4 Foods and Drinks Gout Patients Should Avoid

NOVEMBER 17, 2015
Rachel Lutz
Research has shown that losing weight and increasing water intake can help reduce gout symptoms. However, there is another way patients with gout can reduce their symptoms: avoiding certain types of foods and drinks that can trigger flares.

When dispensing gout medications such as colchicine, pharmacists can take the opportunity to educate patients about common dietary triggers of gout.   

Here are a few examples of food and drinks that may worsen gout symptoms:

1.       Certain meat

Meat, especially organ meat, should be avoided if possible, as it is rich in purine.

Purine compounds can raise uric acid levels, which then build up in the joints and cause painful gout symptoms.

Examples of meats that gout patients should avoid are bacon, turkey, goose, veal, venison, and organ meats such as liver, kidneys, or sweetbreads.

Meatlovers should try to stick to chicken and duck, instead. In addition, leg meat is a preferred option over breast meat with skin.

2.       Certain seafood

Cutting back on seafood during a gout flare-up can be helpful. Even during remission, certain seafood intake should be limited.

Previous research has suggested that patients with gout should avoid shellfish, anchovies, sardines, herring, mussels, scallops, codfish, trout, tuna, and haddock.
Shrimp, lobster, eel, and crab are safer seafood choices for patients with gout.  

3.       Vegetables and fungi high in purines

Asparagus, cauliflower, spinach, and mushrooms are high in purines, so patients with gout should not consume large amounts of these foods.

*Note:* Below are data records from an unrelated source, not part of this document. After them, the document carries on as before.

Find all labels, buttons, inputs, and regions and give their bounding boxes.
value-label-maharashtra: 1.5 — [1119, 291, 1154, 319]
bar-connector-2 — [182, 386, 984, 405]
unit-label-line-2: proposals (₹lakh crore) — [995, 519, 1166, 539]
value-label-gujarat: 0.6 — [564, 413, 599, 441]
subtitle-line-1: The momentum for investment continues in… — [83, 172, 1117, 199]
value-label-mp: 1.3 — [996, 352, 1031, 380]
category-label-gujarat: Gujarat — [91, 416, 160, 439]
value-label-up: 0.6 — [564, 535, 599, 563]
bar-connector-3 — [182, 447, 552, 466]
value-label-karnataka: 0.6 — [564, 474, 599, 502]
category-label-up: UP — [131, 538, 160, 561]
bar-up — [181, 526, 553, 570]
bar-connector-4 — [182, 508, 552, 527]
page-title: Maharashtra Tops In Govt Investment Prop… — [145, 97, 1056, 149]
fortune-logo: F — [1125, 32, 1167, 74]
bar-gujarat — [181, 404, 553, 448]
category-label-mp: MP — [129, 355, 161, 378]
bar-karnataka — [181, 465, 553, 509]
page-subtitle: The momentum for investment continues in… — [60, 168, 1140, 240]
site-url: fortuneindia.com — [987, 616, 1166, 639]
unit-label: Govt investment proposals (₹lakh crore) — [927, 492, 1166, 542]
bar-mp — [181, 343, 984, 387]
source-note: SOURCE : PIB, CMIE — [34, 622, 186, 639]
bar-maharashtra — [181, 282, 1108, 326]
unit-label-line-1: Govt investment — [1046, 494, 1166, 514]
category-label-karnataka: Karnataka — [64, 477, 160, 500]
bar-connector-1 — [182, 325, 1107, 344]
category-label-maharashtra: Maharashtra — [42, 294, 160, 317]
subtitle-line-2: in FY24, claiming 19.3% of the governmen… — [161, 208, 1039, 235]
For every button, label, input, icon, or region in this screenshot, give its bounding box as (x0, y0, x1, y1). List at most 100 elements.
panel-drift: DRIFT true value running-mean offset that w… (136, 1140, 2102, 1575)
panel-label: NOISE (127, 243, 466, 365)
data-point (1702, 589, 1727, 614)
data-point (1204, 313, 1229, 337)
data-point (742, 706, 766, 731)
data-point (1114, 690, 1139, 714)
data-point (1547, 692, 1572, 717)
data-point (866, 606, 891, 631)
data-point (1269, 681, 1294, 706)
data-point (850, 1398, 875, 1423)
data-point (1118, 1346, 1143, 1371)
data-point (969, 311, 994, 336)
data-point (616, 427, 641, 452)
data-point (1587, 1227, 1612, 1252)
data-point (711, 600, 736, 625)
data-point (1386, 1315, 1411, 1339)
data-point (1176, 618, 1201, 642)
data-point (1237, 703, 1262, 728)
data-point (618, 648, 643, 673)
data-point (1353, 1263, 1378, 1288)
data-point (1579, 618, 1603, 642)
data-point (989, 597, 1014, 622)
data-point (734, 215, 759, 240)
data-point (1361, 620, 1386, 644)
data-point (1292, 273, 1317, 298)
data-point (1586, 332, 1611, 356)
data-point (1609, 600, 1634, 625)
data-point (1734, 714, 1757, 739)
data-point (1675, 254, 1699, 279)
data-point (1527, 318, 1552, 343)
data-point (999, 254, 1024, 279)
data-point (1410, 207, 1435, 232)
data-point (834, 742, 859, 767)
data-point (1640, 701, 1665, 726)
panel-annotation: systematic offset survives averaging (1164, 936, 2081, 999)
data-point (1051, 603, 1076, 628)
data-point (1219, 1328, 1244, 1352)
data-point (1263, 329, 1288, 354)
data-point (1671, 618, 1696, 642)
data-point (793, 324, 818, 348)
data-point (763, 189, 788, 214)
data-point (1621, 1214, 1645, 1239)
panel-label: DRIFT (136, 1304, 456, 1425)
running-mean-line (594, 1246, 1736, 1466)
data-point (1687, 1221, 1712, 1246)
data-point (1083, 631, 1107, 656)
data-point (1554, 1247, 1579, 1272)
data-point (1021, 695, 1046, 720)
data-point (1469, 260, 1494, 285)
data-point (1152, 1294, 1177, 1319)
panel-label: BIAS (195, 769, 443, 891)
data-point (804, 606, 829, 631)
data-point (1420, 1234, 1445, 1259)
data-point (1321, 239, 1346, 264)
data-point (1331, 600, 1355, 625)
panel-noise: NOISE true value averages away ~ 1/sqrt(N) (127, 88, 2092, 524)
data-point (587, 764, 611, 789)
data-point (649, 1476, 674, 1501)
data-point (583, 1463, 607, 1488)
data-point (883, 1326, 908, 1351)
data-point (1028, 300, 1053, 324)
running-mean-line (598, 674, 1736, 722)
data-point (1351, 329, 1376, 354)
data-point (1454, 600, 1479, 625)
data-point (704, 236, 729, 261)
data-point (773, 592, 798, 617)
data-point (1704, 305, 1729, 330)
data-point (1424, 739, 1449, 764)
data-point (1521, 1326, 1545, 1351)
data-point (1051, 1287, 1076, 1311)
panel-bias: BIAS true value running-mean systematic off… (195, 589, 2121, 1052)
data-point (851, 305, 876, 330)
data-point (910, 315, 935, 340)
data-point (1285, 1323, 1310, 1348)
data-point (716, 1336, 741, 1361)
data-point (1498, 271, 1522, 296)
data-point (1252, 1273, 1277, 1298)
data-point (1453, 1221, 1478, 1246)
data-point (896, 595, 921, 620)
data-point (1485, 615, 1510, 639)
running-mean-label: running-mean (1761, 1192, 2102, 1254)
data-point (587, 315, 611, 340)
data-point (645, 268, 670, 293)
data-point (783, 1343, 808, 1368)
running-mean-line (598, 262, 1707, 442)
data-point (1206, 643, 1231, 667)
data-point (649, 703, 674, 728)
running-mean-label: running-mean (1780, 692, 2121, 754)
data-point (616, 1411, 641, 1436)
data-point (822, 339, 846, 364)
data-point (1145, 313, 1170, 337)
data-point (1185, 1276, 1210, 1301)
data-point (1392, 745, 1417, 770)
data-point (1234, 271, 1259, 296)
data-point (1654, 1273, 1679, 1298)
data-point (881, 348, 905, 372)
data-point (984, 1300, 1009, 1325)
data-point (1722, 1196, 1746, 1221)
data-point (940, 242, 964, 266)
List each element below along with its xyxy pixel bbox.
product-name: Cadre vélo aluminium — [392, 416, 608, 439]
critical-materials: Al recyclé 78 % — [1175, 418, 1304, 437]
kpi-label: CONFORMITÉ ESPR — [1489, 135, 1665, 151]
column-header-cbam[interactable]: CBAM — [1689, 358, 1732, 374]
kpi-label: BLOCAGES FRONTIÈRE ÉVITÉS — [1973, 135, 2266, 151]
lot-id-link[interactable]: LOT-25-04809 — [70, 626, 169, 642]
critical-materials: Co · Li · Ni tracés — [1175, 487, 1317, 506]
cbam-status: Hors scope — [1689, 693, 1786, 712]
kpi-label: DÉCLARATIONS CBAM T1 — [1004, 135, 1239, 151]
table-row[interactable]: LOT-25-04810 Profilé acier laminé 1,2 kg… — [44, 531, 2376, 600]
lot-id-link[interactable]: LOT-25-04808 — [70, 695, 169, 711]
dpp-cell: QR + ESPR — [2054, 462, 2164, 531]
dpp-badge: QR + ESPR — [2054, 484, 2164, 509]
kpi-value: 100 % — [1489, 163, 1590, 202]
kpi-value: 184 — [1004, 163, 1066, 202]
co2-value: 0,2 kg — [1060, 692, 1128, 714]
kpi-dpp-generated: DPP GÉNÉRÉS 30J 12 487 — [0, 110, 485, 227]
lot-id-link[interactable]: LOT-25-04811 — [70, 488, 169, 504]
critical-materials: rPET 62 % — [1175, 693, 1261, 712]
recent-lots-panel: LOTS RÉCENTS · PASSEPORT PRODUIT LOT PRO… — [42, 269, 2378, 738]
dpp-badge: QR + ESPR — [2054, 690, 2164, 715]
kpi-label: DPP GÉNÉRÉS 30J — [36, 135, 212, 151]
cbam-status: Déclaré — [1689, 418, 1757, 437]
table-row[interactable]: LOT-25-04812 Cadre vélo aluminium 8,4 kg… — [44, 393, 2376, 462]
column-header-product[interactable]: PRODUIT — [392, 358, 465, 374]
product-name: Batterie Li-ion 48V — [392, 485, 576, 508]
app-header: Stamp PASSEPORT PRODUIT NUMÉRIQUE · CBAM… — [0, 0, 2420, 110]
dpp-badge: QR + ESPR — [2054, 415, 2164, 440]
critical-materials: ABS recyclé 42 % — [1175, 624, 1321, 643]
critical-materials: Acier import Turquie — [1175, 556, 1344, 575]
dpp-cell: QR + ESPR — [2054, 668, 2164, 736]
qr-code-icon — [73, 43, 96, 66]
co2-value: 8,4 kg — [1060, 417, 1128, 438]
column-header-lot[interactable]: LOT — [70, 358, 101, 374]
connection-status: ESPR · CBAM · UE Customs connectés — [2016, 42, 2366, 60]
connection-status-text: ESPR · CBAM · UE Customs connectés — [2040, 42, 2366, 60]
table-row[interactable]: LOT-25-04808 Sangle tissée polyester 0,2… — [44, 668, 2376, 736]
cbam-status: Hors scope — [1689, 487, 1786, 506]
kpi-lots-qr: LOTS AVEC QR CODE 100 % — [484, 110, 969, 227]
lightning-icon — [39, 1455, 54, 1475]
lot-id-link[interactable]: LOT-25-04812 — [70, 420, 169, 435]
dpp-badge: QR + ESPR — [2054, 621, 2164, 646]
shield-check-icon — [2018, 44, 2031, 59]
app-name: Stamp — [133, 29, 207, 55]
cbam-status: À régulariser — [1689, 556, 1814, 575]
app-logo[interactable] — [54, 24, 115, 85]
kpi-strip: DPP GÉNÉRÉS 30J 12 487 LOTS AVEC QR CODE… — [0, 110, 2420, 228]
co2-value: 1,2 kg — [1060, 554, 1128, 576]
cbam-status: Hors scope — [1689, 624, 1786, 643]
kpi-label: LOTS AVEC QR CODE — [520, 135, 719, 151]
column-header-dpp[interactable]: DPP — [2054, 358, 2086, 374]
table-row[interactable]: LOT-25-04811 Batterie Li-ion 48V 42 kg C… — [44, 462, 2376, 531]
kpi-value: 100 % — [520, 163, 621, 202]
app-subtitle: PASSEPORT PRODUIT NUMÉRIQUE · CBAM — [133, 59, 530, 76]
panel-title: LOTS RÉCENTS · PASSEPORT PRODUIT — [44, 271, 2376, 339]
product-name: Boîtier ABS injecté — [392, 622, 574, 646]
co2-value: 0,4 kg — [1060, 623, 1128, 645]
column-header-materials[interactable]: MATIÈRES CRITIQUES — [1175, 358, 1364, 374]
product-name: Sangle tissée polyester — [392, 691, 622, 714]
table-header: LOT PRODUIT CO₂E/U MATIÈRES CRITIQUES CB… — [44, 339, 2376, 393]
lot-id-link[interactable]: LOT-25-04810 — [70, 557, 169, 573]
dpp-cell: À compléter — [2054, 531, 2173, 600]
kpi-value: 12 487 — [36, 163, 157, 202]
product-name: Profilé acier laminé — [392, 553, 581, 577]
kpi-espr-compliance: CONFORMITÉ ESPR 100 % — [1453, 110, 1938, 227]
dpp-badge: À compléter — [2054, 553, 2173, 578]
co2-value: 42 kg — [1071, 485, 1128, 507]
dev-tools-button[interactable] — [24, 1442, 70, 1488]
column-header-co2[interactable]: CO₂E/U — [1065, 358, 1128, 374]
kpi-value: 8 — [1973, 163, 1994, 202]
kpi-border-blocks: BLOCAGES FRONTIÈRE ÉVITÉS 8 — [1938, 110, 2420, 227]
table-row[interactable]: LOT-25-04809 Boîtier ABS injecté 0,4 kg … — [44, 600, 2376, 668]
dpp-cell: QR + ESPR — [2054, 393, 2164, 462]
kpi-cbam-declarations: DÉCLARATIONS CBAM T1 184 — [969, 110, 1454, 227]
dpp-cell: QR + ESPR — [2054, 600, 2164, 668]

However, patients tend to be able to excrete purines from vegetables better than they do from meat, so consumption of these vegetables and fungi does not have to be as limited as meat intake.
4.       Alcohol

In terms of drinks, alcohol is known to be high in purine, so experts recommend that gout patients avoid all types of alcoholic beverages.

Nevertheless, beer is specifically cited as an alcohol to avoid because it increases patients’ uric acid levels and reduces the body’s ability to clear the substance from its system.

If a patient must consume alcohol, then the best option is wine, according to clinical guidelines. Abstaining from alcohol entirely is advised during gout flare-ups.

Other drinks like sugary sodas and fruit drinks should also be avoided because the body reacts to these beverages by stimulating uric acid production.